Conditions d’identification d’une imposition intérieure et ses impacts
Dès lors que la taxe grève indifféremment les produits nationaux et les produits importés et est perçue systématiquement, selon des critères identiques, objectifs, appliqués indépendamment de leur origine et à un stade de production similaire, elle s'identifie à une imposition intérieure. Il faut que le fait générateur de l'impôt soit identique pour les deux produits, mais il n'est pas nécessaire qu'il existe un produit national identique ou similaire ; il suffit que le produit soit comparable. En revanche, une taxe intérieure constitue une taxe d'effet équivalant à un droit de douane, lorsque les modalités d'imposition ou d'affectation sont telles que la charge frappe en fait uniquement les produits importés à l'exclusion des produits nationaux. Le juge européen s'attache également à la destination des sommes perçues. La taxe indistinctement applicable mais exclusivement destinée à alimenter des activités profitant aux produits nationaux constitue une mesure d'imposition intérieure lorsque son affectation ne compense que partiellement la charge fiscale supportée par le produit national, et une taxe d'effet équivalent si la compensation est intégrale.

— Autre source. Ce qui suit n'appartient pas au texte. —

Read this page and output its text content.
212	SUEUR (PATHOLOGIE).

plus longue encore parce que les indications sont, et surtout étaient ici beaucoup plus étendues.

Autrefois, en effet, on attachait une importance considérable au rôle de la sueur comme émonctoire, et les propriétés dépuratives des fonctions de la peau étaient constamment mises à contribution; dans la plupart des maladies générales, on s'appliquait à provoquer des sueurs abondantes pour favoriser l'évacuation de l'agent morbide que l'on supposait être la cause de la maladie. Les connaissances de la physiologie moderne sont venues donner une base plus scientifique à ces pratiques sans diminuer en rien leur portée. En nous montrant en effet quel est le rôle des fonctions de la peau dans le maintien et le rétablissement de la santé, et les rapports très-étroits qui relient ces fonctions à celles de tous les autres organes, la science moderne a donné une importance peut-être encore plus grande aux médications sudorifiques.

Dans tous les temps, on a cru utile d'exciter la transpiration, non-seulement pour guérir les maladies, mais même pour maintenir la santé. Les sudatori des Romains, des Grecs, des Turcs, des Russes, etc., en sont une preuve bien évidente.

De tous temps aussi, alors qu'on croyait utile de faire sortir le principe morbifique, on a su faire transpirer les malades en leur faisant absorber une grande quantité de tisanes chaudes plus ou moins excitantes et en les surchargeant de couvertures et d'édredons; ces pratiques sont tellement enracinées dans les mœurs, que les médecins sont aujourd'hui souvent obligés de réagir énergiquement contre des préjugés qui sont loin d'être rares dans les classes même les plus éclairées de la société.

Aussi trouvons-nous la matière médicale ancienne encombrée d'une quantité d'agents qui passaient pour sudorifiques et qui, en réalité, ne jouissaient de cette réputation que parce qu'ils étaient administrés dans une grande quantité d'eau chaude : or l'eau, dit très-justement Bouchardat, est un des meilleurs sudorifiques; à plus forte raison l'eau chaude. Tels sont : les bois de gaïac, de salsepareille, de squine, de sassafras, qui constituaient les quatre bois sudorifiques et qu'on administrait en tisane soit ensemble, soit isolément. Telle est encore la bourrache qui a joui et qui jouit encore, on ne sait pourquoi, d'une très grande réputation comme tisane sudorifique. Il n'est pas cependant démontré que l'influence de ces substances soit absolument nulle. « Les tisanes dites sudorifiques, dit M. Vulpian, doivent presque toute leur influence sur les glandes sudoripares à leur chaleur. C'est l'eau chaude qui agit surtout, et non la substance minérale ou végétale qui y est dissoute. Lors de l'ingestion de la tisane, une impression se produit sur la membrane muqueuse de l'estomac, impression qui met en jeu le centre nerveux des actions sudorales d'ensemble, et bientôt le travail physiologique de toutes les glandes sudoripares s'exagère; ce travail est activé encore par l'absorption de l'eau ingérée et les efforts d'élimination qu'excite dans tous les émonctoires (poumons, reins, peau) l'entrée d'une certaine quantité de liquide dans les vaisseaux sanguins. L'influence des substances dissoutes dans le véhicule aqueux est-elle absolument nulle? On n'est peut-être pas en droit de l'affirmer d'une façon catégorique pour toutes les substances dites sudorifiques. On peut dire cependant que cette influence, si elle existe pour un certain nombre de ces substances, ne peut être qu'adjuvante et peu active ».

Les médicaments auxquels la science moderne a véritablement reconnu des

Influence de la qualification sur la légalité de la taxe
Outre qu'elle ne concerne que les produits importés, la taxe d'effet équivalent a pour caractéristique essentielle d'être perçue lors du passage d'une frontière, alors que l'imposition vise les produits importés, nationaux ou exportés, indépendamment d'un tel franchissement.
La qualification exerce une influence sur la sanction dans la mesure où la taxe d'effet équivalent, qui permet une compensation intégrale de la charge fiscale, est illégale dans son intégralité, alors que l'imposition intérieure, dont la compensation est seulement partielle, demeure licite mais doit faire l'objet d'une réduction proportionnelle à cet avantage.